That India was experiencing a rise in vigilante-style violence linked to the emotive issues of cow slaughter and meat consumption came to widespread public attention in 2015 with a wave of “beef lynchings.” What one ate – beef or not – was being constructed as a fundamental marker of difference between religious communities,
and caste groups too. In the communal discourse, protagonists were undifferentiated and immutable: Hindus and Muslims have always been divided, and perhaps inevitably in conflict, because one worships the cow, while the other eats it.

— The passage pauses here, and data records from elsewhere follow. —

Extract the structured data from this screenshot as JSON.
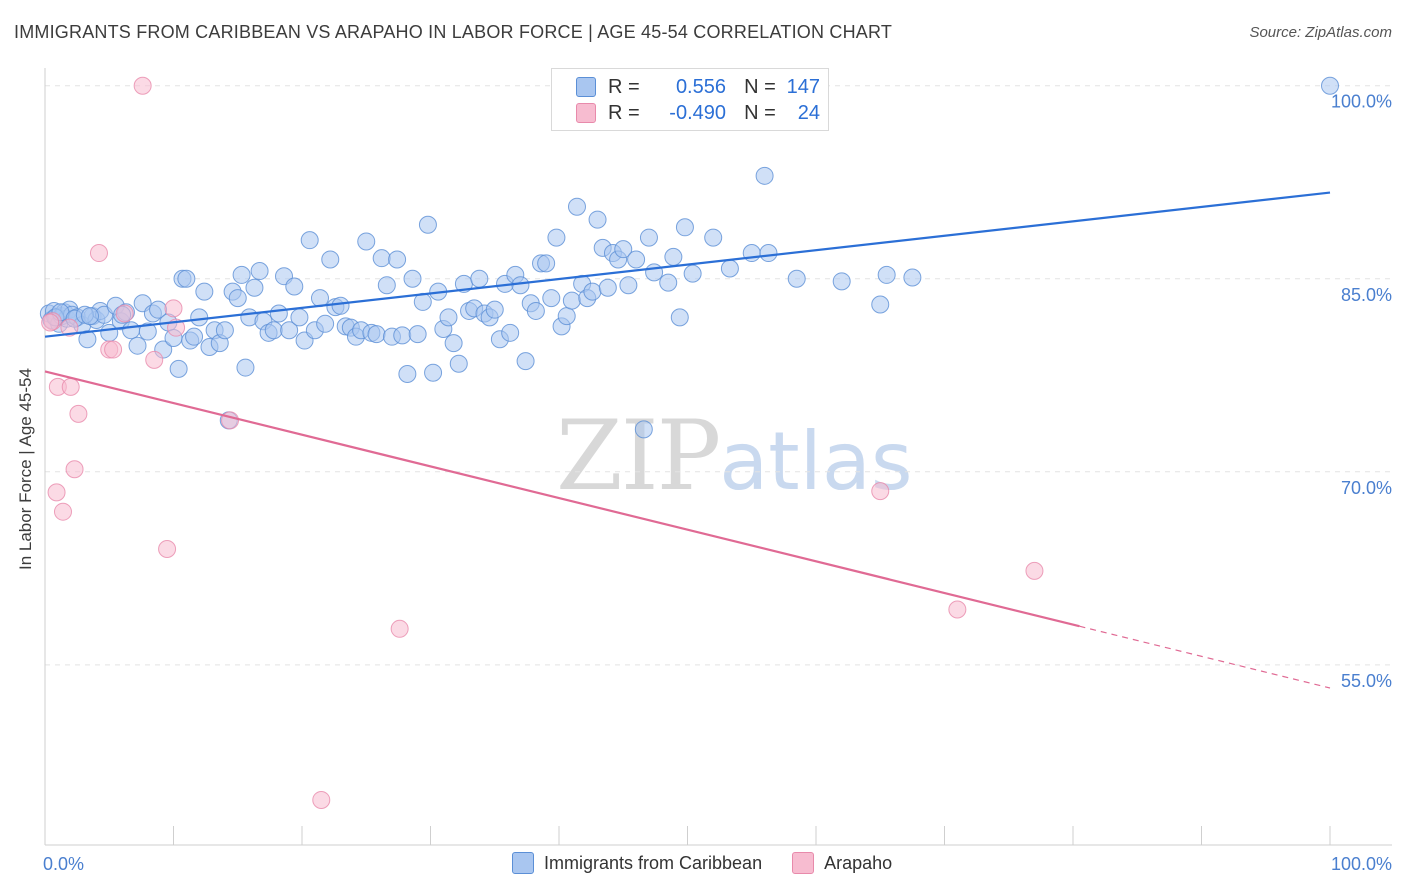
{
  "title": "IMMIGRANTS FROM CARIBBEAN VS ARAPAHO IN LABOR FORCE | AGE 45-54 CORRELATION CHART",
  "source": "Source: ZipAtlas.com",
  "watermark": {
    "zip": "ZIP",
    "atlas": "atlas"
  },
  "legend_top": {
    "rows": [
      {
        "r_label": "R =",
        "r_value": "0.556",
        "n_label": "N =",
        "n_value": "147"
      },
      {
        "r_label": "R =",
        "r_value": "-0.490",
        "n_label": "N =",
        "n_value": "24"
      }
    ]
  },
  "chart_data": {
    "type": "scatter",
    "title": "IMMIGRANTS FROM CARIBBEAN VS ARAPAHO IN LABOR FORCE | AGE 45-54 CORRELATION CHART",
    "xlabel": "",
    "ylabel": "In Labor Force | Age 45-54",
    "xlim": [
      0,
      100
    ],
    "ylim": [
      41,
      102
    ],
    "x_tick_labels": [
      "0.0%",
      "100.0%"
    ],
    "y_ticks": [
      55,
      70,
      85,
      100
    ],
    "y_tick_labels": [
      "55.0%",
      "70.0%",
      "85.0%",
      "100.0%"
    ],
    "grid": true,
    "colors": {
      "caribbean_fill": "#a9c6f0",
      "caribbean_edge": "#5b8fd6",
      "caribbean_line": "#2b6fd6",
      "arapaho_fill": "#f7bcd0",
      "arapaho_edge": "#e88aab",
      "arapaho_line": "#e06a94",
      "tick_label": "#4a7fcf"
    },
    "series": [
      {
        "name": "Immigrants from Caribbean",
        "trend": {
          "x0": 0,
          "y0": 80.5,
          "x1": 100,
          "y1": 91.7
        },
        "points": [
          [
            0.3,
            82.3
          ],
          [
            0.5,
            81.8
          ],
          [
            0.7,
            82.5
          ],
          [
            0.9,
            82.0
          ],
          [
            1.1,
            81.5
          ],
          [
            1.3,
            82.1
          ],
          [
            1.5,
            82.4
          ],
          [
            1.7,
            81.9
          ],
          [
            1.9,
            82.6
          ],
          [
            2.1,
            82.2
          ],
          [
            2.5,
            82.0
          ],
          [
            2.9,
            81.4
          ],
          [
            3.3,
            80.3
          ],
          [
            3.7,
            82.1
          ],
          [
            4.0,
            81.8
          ],
          [
            4.3,
            82.5
          ],
          [
            4.6,
            82.2
          ],
          [
            5.0,
            80.8
          ],
          [
            5.5,
            82.9
          ],
          [
            5.9,
            81.7
          ],
          [
            6.3,
            82.4
          ],
          [
            6.7,
            81.0
          ],
          [
            7.2,
            79.8
          ],
          [
            7.6,
            83.1
          ],
          [
            8.0,
            80.9
          ],
          [
            8.4,
            82.3
          ],
          [
            8.8,
            82.6
          ],
          [
            9.2,
            79.5
          ],
          [
            9.6,
            81.6
          ],
          [
            10.0,
            80.4
          ],
          [
            10.4,
            78.0
          ],
          [
            10.7,
            85.0
          ],
          [
            11.0,
            85.0
          ],
          [
            11.3,
            80.2
          ],
          [
            11.6,
            80.5
          ],
          [
            12.0,
            82.0
          ],
          [
            12.4,
            84.0
          ],
          [
            12.8,
            79.7
          ],
          [
            13.2,
            81.0
          ],
          [
            13.6,
            80.0
          ],
          [
            14.0,
            81.0
          ],
          [
            14.3,
            74.0
          ],
          [
            14.6,
            84.0
          ],
          [
            15.0,
            83.5
          ],
          [
            15.3,
            85.3
          ],
          [
            15.6,
            78.1
          ],
          [
            15.9,
            82.0
          ],
          [
            16.3,
            84.3
          ],
          [
            16.7,
            85.6
          ],
          [
            17.0,
            81.7
          ],
          [
            17.4,
            80.8
          ],
          [
            17.8,
            81.0
          ],
          [
            18.2,
            82.3
          ],
          [
            18.6,
            85.2
          ],
          [
            19.0,
            81.0
          ],
          [
            19.4,
            84.4
          ],
          [
            19.8,
            82.0
          ],
          [
            20.2,
            80.2
          ],
          [
            20.6,
            88.0
          ],
          [
            21.0,
            81.0
          ],
          [
            21.4,
            83.5
          ],
          [
            21.8,
            81.5
          ],
          [
            22.2,
            86.5
          ],
          [
            22.6,
            82.8
          ],
          [
            23.0,
            82.9
          ],
          [
            23.4,
            81.3
          ],
          [
            23.8,
            81.2
          ],
          [
            24.2,
            80.5
          ],
          [
            24.6,
            81.0
          ],
          [
            25.0,
            87.9
          ],
          [
            25.4,
            80.8
          ],
          [
            25.8,
            80.7
          ],
          [
            26.2,
            86.6
          ],
          [
            26.6,
            84.5
          ],
          [
            27.0,
            80.5
          ],
          [
            27.4,
            86.5
          ],
          [
            27.8,
            80.6
          ],
          [
            28.2,
            77.6
          ],
          [
            28.6,
            85.0
          ],
          [
            29.0,
            80.7
          ],
          [
            29.4,
            83.2
          ],
          [
            29.8,
            89.2
          ],
          [
            30.2,
            77.7
          ],
          [
            30.6,
            84.0
          ],
          [
            31.0,
            81.1
          ],
          [
            31.4,
            82.0
          ],
          [
            31.8,
            80.0
          ],
          [
            32.2,
            78.4
          ],
          [
            32.6,
            84.6
          ],
          [
            33.0,
            82.5
          ],
          [
            33.4,
            82.7
          ],
          [
            33.8,
            85.0
          ],
          [
            34.2,
            82.3
          ],
          [
            34.6,
            82.0
          ],
          [
            35.0,
            82.6
          ],
          [
            35.4,
            80.3
          ],
          [
            35.8,
            84.6
          ],
          [
            36.2,
            80.8
          ],
          [
            36.6,
            85.3
          ],
          [
            37.0,
            84.5
          ],
          [
            37.4,
            78.6
          ],
          [
            37.8,
            83.1
          ],
          [
            38.2,
            82.5
          ],
          [
            38.6,
            86.2
          ],
          [
            39.0,
            86.2
          ],
          [
            39.4,
            83.5
          ],
          [
            39.8,
            88.2
          ],
          [
            40.2,
            81.3
          ],
          [
            40.6,
            82.1
          ],
          [
            41.0,
            83.3
          ],
          [
            41.4,
            90.6
          ],
          [
            41.8,
            84.6
          ],
          [
            42.2,
            83.5
          ],
          [
            42.6,
            84.0
          ],
          [
            43.0,
            89.6
          ],
          [
            43.4,
            87.4
          ],
          [
            43.8,
            84.3
          ],
          [
            44.2,
            87.0
          ],
          [
            44.6,
            86.5
          ],
          [
            45.0,
            87.3
          ],
          [
            45.4,
            84.5
          ],
          [
            46.0,
            86.5
          ],
          [
            46.6,
            73.3
          ],
          [
            47.0,
            88.2
          ],
          [
            47.4,
            85.5
          ],
          [
            48.5,
            84.7
          ],
          [
            48.9,
            86.7
          ],
          [
            49.4,
            82.0
          ],
          [
            49.8,
            89.0
          ],
          [
            50.4,
            85.4
          ],
          [
            52.0,
            88.2
          ],
          [
            53.3,
            85.8
          ],
          [
            55.0,
            87.0
          ],
          [
            56.3,
            87.0
          ],
          [
            58.5,
            85.0
          ],
          [
            62.0,
            84.8
          ],
          [
            65.0,
            83.0
          ],
          [
            65.5,
            85.3
          ],
          [
            67.5,
            85.1
          ],
          [
            56.0,
            93.0
          ],
          [
            100.0,
            100.0
          ],
          [
            0.8,
            82.0
          ],
          [
            1.2,
            82.4
          ],
          [
            2.3,
            81.9
          ],
          [
            3.1,
            82.2
          ],
          [
            3.5,
            82.1
          ],
          [
            6.0,
            82.2
          ]
        ]
      },
      {
        "name": "Arapaho",
        "trend": {
          "x0": 0,
          "y0": 77.8,
          "x1": 80.5,
          "y1": 58.0,
          "dash_x1": 100,
          "dash_y1": 53.2
        },
        "points": [
          [
            0.6,
            81.7
          ],
          [
            0.9,
            68.4
          ],
          [
            1.0,
            76.6
          ],
          [
            1.4,
            66.9
          ],
          [
            1.9,
            81.2
          ],
          [
            2.0,
            76.6
          ],
          [
            2.3,
            70.2
          ],
          [
            2.6,
            74.5
          ],
          [
            4.2,
            87.0
          ],
          [
            5.0,
            79.5
          ],
          [
            5.3,
            79.5
          ],
          [
            6.2,
            82.3
          ],
          [
            7.6,
            100.0
          ],
          [
            8.5,
            78.7
          ],
          [
            9.5,
            64.0
          ],
          [
            10.0,
            82.7
          ],
          [
            10.2,
            81.2
          ],
          [
            14.4,
            74.0
          ],
          [
            21.5,
            44.5
          ],
          [
            27.6,
            57.8
          ],
          [
            65.0,
            68.5
          ],
          [
            71.0,
            59.3
          ],
          [
            77.0,
            62.3
          ],
          [
            0.4,
            81.6
          ]
        ]
      }
    ]
  },
  "legend_bottom": [
    {
      "label": "Immigrants from Caribbean"
    },
    {
      "label": "Arapaho"
    }
  ]
}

As a challenge to this politicized narrative, my article explores how food has been employed as a marker of identity and difference among South Asian Muslims in the modern period. To access more quotidian experience, the main sources are travel narratives,
many of which were written by women, who were more occupied with food’s preparation and serving. These writings reveal the ways in which food was used at different historical moments and locations to differentiate between, not just Hindus and Muslims,
but also colonizer and colonized, men and women, old nobilities, a new middle class and “the poor,” and Muslims of different regions and locales. As one woman from Delhi indicated during a debate over ghee aboard a pilgrim ship in the early 1920s:
“Human or not, everyone has their own habits and tastes.” In other words, food may be a universal human experience, but it is also a means of differentiating self and other that is contingent on history.